Representing Text
1. The Conversion Process
When you press a key on a keyboard, the computer does not "see" a letter. It follows a specific sequence to translate that physical action into digital data.
(Physical Act)
(Lookup Table)
(Denary/Hex Code)
(Stored in RAM)
2. Key Definitions
- Character Set: A list of characters and the unique binary codes that represent each one.
- Character: A single unit of information (letter, digit, space, or symbol).
- String: A sequence of characters stored together (e.g., "Computer").
3. Calculating Text File Size
In the IGCSE exam, you may be asked to estimate the storage required for a piece of text. The logic is simple:
Total Size = Number of Characters × Bits per Character
Example: How much space does the word IGCSE take in standard 8-bit ASCII?
- Number of characters: 5
- Bits per character: 8
- Total: $5 \times 8 = 40 \text{ bits}$ (or 5 Bytes)
4. Factors Affecting Text Storage
Two main factors change the size of a text file:
- Length of the Text: More characters = more bytes.
- The Character Set Used:
- ASCII: Uses 1 byte per character. Small and efficient for English.
- Unicode (UTF-16): Uses 2 bytes per character. Doubles the file size compared to ASCII but supports all languages.
5. Sorting and Comparison
Because every character has a numeric value, computers can "alphabetize" text by comparing their binary codes.
- Since 'A' is 65 and 'B' is 66, the computer knows 'A' comes first.

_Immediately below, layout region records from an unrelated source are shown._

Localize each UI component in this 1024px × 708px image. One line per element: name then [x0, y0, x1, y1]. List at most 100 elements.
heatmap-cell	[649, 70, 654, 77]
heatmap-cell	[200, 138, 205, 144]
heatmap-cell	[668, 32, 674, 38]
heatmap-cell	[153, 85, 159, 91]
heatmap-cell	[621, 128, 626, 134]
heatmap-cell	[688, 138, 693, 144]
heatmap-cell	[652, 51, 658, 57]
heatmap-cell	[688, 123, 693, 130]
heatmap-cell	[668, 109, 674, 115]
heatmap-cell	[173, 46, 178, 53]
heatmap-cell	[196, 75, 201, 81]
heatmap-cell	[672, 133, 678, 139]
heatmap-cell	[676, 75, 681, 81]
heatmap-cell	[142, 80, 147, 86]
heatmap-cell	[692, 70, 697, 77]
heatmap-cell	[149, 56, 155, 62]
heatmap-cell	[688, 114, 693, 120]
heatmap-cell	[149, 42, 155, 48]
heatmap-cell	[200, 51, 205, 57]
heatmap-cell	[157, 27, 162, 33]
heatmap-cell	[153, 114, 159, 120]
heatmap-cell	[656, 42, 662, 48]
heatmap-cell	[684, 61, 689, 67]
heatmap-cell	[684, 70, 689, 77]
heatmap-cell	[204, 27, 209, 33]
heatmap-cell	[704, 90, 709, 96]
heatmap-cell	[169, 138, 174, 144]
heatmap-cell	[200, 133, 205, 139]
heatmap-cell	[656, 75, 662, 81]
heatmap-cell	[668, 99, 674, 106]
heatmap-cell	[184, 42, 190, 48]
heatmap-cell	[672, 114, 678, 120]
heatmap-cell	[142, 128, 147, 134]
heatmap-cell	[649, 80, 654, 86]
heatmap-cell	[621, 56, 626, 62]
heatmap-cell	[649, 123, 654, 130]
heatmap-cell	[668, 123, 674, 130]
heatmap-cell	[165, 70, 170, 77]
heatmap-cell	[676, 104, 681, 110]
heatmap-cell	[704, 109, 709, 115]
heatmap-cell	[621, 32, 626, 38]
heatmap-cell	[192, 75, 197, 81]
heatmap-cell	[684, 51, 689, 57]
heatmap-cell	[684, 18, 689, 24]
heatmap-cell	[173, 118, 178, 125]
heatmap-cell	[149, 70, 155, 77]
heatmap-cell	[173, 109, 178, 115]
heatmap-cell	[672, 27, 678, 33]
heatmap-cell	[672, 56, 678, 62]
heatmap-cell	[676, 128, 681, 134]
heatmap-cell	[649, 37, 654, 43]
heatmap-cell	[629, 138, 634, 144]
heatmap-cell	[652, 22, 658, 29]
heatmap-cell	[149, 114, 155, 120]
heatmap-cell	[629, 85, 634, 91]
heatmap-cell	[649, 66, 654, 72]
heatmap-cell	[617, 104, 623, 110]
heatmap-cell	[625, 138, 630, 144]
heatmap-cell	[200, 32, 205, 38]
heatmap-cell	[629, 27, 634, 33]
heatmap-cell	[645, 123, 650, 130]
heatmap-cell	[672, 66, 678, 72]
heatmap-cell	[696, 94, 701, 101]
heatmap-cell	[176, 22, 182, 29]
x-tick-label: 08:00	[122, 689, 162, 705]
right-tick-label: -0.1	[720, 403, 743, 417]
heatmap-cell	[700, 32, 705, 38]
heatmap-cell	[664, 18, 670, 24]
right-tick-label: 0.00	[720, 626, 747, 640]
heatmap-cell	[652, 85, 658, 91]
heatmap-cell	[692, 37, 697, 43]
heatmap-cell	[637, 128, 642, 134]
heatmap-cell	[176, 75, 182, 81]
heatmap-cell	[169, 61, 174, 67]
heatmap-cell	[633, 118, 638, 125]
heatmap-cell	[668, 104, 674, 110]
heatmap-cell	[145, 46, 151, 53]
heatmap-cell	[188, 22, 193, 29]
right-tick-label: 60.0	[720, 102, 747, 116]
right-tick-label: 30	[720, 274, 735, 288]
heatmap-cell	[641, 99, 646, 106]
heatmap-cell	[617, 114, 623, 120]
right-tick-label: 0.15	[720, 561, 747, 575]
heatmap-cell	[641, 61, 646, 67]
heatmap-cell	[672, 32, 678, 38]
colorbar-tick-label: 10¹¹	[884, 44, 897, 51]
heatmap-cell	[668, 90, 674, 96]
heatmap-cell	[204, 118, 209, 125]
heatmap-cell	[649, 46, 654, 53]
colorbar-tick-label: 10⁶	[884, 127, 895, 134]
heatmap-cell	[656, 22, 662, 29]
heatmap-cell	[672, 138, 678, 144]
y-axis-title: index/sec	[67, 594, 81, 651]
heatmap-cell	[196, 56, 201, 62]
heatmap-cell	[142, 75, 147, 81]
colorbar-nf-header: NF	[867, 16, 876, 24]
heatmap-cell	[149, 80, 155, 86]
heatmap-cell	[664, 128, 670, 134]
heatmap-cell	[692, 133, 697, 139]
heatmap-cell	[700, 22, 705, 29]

- Warning: In ASCII, uppercase letters have lower values than lowercase letters ('A' = 65, 'a' = 97). This means "Zebra" would technically be sorted before "apple" in a raw binary sort!
To represent text, a Character Set (like ASCII or Unicode) is used to assign a unique Binary value to every character. ASCII is limited to 256 characters (1 byte each), while Unicode allows for millions of characters (multiple bytes each) to support global languages and symbols.